La pièce était sale, délabrée, meublée de façon frugale, et me rappelait étrangement
l’appartement des Lorilleux, « c’était une pièce étranglée, une sorte de boyau». Pendant
que je contemplai la seule plante de toute la salle, une vieille femme fit son apparition,
nous dévisagea et avec un drôle d’accent demanda laquelle d’entre nous avez le cœur
brisé. À ces mots, je relâchai sa main et fis un pas en arrière ; elle légèrement troublée,
vacillante fit un pas en avant. La grand-mère se saisit d’elle et toute deux disparurent
derrière une porte blanche.
Je restai un moment assise, seule, sur une chaise branlante à côté de la seule plante de
toute la salle.
Elles finirent par réapparaitre. Elle s’appuyant sur la vieille, les jambes légèrement
écartés et l’autre souriant, renforçant la profondeur de ses rides.
-
C’est fini… plus de petit gêneur, murmura-t-elle.

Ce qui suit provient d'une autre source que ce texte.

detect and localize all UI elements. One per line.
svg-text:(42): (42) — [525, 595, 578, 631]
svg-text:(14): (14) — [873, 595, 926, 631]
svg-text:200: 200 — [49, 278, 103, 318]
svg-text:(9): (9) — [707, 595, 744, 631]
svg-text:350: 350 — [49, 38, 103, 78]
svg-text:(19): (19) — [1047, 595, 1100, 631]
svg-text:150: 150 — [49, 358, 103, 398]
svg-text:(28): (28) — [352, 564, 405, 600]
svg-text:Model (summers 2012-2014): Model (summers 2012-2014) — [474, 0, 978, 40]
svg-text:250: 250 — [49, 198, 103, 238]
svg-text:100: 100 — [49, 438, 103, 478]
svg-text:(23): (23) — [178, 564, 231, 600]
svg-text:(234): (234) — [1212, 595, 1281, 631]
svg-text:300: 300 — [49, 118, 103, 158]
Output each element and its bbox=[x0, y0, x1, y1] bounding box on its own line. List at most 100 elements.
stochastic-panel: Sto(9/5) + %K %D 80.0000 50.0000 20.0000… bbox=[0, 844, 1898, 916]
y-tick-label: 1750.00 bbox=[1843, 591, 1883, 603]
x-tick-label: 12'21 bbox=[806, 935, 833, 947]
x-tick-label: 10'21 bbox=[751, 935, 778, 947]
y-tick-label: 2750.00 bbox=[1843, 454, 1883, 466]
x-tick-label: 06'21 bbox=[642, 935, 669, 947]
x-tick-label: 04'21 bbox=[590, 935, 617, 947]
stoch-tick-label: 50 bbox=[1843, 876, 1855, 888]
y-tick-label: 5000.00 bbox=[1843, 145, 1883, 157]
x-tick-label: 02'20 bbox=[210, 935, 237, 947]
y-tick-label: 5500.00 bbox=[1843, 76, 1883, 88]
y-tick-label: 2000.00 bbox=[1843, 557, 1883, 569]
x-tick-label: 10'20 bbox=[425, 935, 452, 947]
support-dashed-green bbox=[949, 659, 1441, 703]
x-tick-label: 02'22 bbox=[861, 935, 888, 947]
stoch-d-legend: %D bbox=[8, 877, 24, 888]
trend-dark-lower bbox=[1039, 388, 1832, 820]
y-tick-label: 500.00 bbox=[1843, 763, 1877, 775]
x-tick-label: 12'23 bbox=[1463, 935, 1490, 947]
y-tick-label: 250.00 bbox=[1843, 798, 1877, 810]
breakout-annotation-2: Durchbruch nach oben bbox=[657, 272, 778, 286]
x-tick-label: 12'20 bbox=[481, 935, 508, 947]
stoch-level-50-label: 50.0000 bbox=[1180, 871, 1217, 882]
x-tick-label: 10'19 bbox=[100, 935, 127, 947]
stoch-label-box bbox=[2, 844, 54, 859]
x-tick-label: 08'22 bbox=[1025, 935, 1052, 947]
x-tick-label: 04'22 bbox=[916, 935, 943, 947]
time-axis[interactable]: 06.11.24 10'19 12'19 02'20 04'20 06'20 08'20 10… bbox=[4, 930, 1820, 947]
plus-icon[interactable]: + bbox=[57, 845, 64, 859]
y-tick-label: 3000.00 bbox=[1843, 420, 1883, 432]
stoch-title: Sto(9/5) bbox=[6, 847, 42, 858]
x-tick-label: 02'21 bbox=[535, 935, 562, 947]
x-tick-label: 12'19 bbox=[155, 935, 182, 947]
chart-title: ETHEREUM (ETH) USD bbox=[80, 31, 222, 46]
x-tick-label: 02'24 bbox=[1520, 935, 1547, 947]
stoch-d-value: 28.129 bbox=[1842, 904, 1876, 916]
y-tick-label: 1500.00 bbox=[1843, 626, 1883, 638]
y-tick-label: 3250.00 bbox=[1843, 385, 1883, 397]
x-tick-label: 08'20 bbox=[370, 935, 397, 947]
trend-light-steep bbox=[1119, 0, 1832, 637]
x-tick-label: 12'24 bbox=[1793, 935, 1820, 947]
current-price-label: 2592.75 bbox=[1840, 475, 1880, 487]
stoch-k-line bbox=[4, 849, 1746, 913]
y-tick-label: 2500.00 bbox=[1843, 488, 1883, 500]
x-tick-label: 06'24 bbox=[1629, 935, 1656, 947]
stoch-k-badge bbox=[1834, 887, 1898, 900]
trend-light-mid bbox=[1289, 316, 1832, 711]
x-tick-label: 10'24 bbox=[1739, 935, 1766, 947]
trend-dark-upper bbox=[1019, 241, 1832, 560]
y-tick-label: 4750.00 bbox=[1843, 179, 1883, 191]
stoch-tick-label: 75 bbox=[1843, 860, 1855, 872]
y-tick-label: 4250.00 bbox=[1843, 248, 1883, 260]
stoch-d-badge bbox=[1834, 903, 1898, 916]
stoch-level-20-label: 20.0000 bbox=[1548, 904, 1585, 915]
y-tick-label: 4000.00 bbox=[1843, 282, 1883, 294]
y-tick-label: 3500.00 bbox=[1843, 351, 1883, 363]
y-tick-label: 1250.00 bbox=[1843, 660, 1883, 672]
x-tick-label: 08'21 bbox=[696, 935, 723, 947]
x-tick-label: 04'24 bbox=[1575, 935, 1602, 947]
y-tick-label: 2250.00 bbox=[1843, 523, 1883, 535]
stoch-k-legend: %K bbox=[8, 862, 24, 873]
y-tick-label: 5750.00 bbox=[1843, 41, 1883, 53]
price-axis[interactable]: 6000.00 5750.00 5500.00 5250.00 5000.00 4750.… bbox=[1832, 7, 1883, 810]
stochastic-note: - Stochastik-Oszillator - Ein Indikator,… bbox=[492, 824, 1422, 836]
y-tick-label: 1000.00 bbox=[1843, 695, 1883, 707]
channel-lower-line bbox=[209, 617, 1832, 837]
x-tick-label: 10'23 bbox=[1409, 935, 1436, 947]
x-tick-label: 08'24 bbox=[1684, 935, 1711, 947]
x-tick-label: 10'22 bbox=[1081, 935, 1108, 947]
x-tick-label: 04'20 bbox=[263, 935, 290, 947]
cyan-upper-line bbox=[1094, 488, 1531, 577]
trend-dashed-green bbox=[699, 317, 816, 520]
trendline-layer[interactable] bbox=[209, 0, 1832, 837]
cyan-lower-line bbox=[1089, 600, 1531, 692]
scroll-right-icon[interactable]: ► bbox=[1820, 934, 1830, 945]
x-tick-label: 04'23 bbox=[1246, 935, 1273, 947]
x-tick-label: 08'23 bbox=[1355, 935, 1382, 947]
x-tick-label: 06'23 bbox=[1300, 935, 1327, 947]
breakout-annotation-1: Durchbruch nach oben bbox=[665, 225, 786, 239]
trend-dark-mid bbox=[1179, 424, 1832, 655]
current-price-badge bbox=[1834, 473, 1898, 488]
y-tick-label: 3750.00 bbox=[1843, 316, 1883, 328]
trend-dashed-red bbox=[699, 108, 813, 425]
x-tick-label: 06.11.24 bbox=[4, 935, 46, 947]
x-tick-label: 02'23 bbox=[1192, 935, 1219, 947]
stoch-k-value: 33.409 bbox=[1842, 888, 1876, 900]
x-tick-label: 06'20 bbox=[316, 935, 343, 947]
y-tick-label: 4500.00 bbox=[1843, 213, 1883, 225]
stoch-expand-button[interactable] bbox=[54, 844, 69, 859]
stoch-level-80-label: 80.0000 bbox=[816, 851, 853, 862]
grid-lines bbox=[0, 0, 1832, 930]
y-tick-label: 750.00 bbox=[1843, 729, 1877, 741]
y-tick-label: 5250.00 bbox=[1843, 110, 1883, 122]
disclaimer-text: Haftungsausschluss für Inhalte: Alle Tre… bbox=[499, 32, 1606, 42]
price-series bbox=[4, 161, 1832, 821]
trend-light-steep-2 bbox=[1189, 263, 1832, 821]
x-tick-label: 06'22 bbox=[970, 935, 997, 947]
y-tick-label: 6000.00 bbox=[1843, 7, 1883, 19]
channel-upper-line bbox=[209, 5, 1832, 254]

Se détachant de l’ancêtre, elle s’élança en avant et se nicha dans mes bras. Ses cheveux
étaient défaits, son visage de marbre, ses joues rouges, et sur ses cuisses nues,
ruisselaient – une fois encore - de petits filets de sang. Elle s’était assoupie dans mes
bras, comme la dernière, le mois dernier, après avoir fait l’amour pour la première fois
avec son copain.
-
La prochaine fois si vous voulez avorter venez plutôt, plus le petit gêneur est jeune,
plus il s’enlève facilement, dit la grand-mère en ricanant.